The Mini-Summit kicked off with a conversation between AOL co-founder Steve Case and Walter Isaacson, a bestselling biographer and the Leonard Lauder Professor of American History and Values at the School of Liberal Arts. The conversation between Case and Isaacson, who were later joined by Louisiana Gov. John Bel Edwards, was sponsored by the New Orleans Book Festival at Tulane University.
President Michael A. Fitts welcomed the standing room-only crowd.
“This attendance is a confirmation of all the entrepreneurs here and across this city and state, and what we need to do is empower them moving forward,” Fitts said.
Kimberly Gramm, Tulane Innovation Institute’s David and Marion Mussafer Chief Innovation and Entrepreneur Officer, reflected on the event and its importance to the New Orleans entrepreneurial ecosystem and Tulane’s own efforts around innovation and entrepreneurship.
“To have luminaries like Steve Case and Walter Isaacson, joined by the governor, kick off this showcase of New Orleans and Tulane biotechnology talent, was really spectacular and reinforced the growth of the ecosystem.
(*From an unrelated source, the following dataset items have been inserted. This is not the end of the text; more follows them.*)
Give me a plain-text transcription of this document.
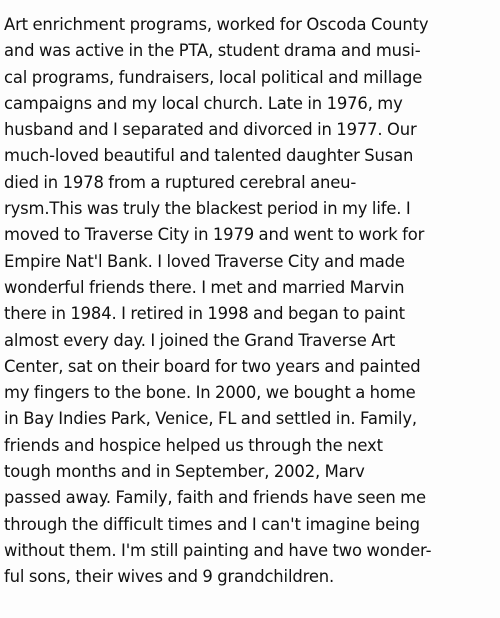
Art enrichment programs, worked for Oscoda County
and was active in the PTA, student drama and musi-
cal programs, fundraisers, local political and millage
campaigns and my local church. Late in 1976, my
husband and I separated and divorced in 1977. Our
much-loved beautiful and talented daughter Susan
died in 1978 from a ruptured cerebral aneu-
rysm.This was truly the blackest period in my life. I
moved to Traverse City in 1979 and went to work for
Empire Nat'l Bank. I loved Traverse City and made
wonderful friends there. I met and married Marvin
there in 1984. I retired in 1998 and began to paint
almost every day. I joined the Grand Traverse Art
Center, sat on their board for two years and painted
my fingers to the bone. In 2000, we bought a home
in Bay Indies Park, Venice, FL and settled in. Family,
friends and hospice helped us through the next
tough months and in September, 2002, Marv
passed away. Family, faith and friends have seen me
through the difficult times and I can't imagine being
without them. I'm still painting and have two wonder-
ful sons, their wives and 9 grandchildren.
The time is right for initiatives like the Innovation Institute as New Orleans leans into innovation and entrepreneurship,” she said.
To set the stage for the later biotech-focused panels, Case and Isaacson discussed Case’s book The Third Wave: An Entrepreneur’s Vision of the Future, which focuses on how humanity is entering the “third wave” of the internet, requiring a different mindset of entrepreneurs.
Case characterized this third wave as “the internet meets the real world,” adding that “the real value creation will come from the partnerships you form around the technology.”
With Tulane in mind, Isaacson asked Case’s opinion on the roles of academic institutions in this third wave.
“It is critical,” Case responded. “It is a magnet for talent. Young people come with ideas and questions. You’re always going to be a lab that’s creating new ideas. [Institutions] are an anchor of the community.”
“There is momentum in New Orleans that is striking,” Case said, adding that there needs to be a sense of urgency to leverage that momentum. “And really capitalize on this opportunity, building on the sectors that are unique advantages to this region.”
Gov. John Bel Edwards joined Isaacson and Case on stage, as a surprise guest, to discuss third wave industries and climate leadership in Louisiana. Edwards touched on the need for agreement among state and business leaders especially regarding taxpayer incentives for businesses.
“We are doing so much in Louisiana to try to make sure that every time there’s an investment, whether it’s public sector investment or private sector investment, it is to the benefit of people like you, of entrepreneurs who are willing to put your own capital out there. I do hope and believe that it will pay dividends for you all and our state for many, many years to come,” Edwards said.
Following these conversations, the Mini-Summit proceeded with three panels exploring the life cycle of biotechnology development and startup formation.
These panels featured researchers, entrepreneurs and investors from Tulane, LCMC Health and the Greater New Orleans area discussing topics surrounding translational biotech research, startup spotlights and investor information. The discussions echoed points made in the opening session regarding the importance of universities in innovation ecosystems and how they serve as a source of technology and talent. Topics also included opportunities in the New Orleans region and Louisiana around economic growth based on biotech and other startups.